Many people in the northeast section of the United States have been affected by the devastation from Hurricane Sandy, and those events have moved country star Gary Allan  beyond words - so he's trying to help with his music - and video.
The clip for his latest single, "Every Storm (Runs Out Of Rain)," has been tagged with a screen that encourages donations to the American Red Cross. The singer is also offering a free download  of the song as an incentive for fans to donate. Watch:
Allan told Billboard about filming the video. "We shot the video in the meat packing district in Nashville at the Slaughter House, I think it's called. It kind of gave the vibe of an apartment complex with the walls blown out. We shot the band on top in the rain, and a crane would swoop down the side of the building like it was an apartment.
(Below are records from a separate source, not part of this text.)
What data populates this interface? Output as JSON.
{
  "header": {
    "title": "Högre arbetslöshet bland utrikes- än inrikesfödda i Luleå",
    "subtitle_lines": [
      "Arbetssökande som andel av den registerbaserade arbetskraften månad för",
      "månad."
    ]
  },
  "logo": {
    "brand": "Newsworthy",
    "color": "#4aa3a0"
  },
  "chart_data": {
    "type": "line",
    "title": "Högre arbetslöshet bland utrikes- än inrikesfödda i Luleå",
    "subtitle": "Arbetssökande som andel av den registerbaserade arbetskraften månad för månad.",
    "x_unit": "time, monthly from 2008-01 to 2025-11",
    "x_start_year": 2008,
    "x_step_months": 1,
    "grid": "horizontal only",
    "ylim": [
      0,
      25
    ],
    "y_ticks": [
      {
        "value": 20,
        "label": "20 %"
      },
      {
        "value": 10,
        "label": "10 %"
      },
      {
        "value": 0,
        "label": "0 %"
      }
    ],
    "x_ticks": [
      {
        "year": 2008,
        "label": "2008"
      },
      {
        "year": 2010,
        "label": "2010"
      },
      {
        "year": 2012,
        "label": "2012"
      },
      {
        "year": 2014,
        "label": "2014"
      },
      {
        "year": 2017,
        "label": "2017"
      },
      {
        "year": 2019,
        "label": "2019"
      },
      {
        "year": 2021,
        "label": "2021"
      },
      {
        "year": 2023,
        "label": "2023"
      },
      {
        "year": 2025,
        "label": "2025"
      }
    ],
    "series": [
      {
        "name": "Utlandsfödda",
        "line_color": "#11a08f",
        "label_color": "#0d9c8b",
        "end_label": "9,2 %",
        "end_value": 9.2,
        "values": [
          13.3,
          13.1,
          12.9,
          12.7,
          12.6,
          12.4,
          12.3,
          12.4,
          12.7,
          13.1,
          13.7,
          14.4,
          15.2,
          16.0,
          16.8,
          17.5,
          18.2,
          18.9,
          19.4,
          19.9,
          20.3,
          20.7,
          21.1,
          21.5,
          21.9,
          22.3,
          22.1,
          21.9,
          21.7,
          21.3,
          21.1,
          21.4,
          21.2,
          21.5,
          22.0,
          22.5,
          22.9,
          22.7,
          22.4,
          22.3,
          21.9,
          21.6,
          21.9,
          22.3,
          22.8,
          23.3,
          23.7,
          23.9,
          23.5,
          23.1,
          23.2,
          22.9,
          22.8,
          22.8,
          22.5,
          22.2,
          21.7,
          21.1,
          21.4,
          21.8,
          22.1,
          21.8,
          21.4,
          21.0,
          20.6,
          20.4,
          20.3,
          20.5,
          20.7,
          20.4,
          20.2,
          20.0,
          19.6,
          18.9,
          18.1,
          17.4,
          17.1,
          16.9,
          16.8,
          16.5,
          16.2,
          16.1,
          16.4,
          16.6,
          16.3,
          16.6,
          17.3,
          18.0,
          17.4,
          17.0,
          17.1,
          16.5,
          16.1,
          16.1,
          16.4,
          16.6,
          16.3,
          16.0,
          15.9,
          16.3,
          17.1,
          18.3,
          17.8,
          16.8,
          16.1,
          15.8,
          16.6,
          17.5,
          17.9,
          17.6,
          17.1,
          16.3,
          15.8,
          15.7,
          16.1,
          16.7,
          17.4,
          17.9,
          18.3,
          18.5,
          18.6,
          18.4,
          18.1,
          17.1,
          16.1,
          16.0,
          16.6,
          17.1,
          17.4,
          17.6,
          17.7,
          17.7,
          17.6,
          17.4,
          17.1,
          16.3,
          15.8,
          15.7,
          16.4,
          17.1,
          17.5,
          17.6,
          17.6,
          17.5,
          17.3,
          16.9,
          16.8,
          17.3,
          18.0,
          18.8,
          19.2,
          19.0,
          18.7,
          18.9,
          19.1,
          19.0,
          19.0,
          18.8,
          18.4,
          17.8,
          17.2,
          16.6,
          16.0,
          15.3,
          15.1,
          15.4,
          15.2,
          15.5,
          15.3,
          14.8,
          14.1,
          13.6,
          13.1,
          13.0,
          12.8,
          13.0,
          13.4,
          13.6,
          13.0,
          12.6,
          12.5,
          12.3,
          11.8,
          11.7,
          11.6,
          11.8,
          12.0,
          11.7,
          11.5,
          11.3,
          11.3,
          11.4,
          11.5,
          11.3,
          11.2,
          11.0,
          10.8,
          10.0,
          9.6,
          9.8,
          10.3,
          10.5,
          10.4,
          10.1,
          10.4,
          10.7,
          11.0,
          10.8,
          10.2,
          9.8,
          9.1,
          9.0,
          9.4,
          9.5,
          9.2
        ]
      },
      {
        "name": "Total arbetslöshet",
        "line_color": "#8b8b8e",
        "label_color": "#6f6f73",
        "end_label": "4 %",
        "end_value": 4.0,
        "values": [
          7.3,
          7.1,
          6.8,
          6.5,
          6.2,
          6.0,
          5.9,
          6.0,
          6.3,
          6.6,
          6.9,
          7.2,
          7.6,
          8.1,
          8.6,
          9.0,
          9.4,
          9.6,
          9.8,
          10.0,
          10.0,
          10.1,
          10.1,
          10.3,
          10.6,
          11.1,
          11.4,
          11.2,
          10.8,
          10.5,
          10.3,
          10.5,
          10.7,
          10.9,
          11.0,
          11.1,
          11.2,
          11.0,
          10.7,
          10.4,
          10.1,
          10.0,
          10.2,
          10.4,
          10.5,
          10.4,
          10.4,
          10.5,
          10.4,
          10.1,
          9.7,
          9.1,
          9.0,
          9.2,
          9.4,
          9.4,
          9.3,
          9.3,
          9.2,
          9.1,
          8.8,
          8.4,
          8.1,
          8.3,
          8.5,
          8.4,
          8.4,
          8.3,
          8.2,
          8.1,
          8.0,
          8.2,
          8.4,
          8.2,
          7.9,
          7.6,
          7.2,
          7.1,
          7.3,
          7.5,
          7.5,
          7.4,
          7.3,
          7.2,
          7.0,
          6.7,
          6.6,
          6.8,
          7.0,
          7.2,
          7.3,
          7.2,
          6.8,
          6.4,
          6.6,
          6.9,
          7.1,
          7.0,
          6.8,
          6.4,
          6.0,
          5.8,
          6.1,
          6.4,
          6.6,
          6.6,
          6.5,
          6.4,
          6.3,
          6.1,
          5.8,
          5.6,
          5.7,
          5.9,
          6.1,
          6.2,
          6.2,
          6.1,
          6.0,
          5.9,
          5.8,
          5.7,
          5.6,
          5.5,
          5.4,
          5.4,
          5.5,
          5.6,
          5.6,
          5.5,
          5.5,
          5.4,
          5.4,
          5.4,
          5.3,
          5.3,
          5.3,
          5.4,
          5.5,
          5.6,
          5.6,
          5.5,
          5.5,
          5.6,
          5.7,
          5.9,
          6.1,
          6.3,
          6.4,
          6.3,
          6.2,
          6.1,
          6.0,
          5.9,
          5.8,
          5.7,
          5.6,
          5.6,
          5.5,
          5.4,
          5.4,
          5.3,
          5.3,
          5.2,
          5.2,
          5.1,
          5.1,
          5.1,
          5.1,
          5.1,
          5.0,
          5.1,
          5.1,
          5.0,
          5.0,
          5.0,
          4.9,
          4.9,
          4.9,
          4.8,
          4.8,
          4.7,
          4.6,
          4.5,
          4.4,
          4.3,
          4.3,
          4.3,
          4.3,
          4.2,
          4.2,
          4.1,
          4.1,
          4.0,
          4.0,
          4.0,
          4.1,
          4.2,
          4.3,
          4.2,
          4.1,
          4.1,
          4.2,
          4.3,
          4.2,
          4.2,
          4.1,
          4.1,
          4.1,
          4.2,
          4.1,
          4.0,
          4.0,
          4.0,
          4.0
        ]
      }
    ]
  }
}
We had a girl who was kind of lonely and sad, and her soldier comes home at the end, and we put a tie to the Red Cross so people can help and donate to the victims of Hurricane Sandy."
When asked why many country artists are helping out with fund-raising efforts for those left in Sandy's wake, he says that many of them can understand what they are going through. "I think because Nashville just got flooded in 2010, it was a lot easier to be sympathetic to that. I had a bunch of friends who lost their homes that were completely devastated. When we started making the video, I was talking about a cause we could shed some light on because it's such a hopeful song. I felt we could attach it to a certain cause, and maybe do it a lot of good," he said.
The record is Allan's first single in a while, and he's glad to be back at radio. "It's been a couple of years since we had a single out. I had some label issues, and all of that got sorted out. It's great to be accepted at radio again. It's actually the fastest song we've ever had."
"Every Storm (Runs Out Of Rain)" is the lead-off track from his new album, which is scheduled to be released early in 2013. He says that he used a different approach to record the album. "I think it's going to be different, and one of the reasons for that is that I've used some new producers. I've always done everything with Mark Wright, and this time, I've done four with him, four with Jay Joyce, and I produced four with my road band -- including the single."
When asked his thoughts on producing, he laughed and said "I guess the pressure of just doing it bothered me, but I've done all my demos and pre-production in my house anyway, so I'm very comfortable in my role. So, it wasn't a big deal, but I think the idea of me saying 'Ok, I'm going to do it all' freaked me out a little."
Allan also remarked that he loved working in the studio with Joyce, who produced both the CMA Single (Little Big Town's "Pontoon") and Album of the Year (Eric Church's 'Chief'). "What a trip to work with him," he said. "I've never worked like that. We worked in his house, in his basement. At first, it felt like I was making a record with some college kids without any money. I was very scared the first day, because I spent so much time separating sounds, and making sure things didn't bleed. I felt like we were in the middle of his basement, and all of the sounds were bleeding into everything, and he didn't seem to care. So, at first I was panicked, but by the second day, I drank the punch. I really liked what I got with him."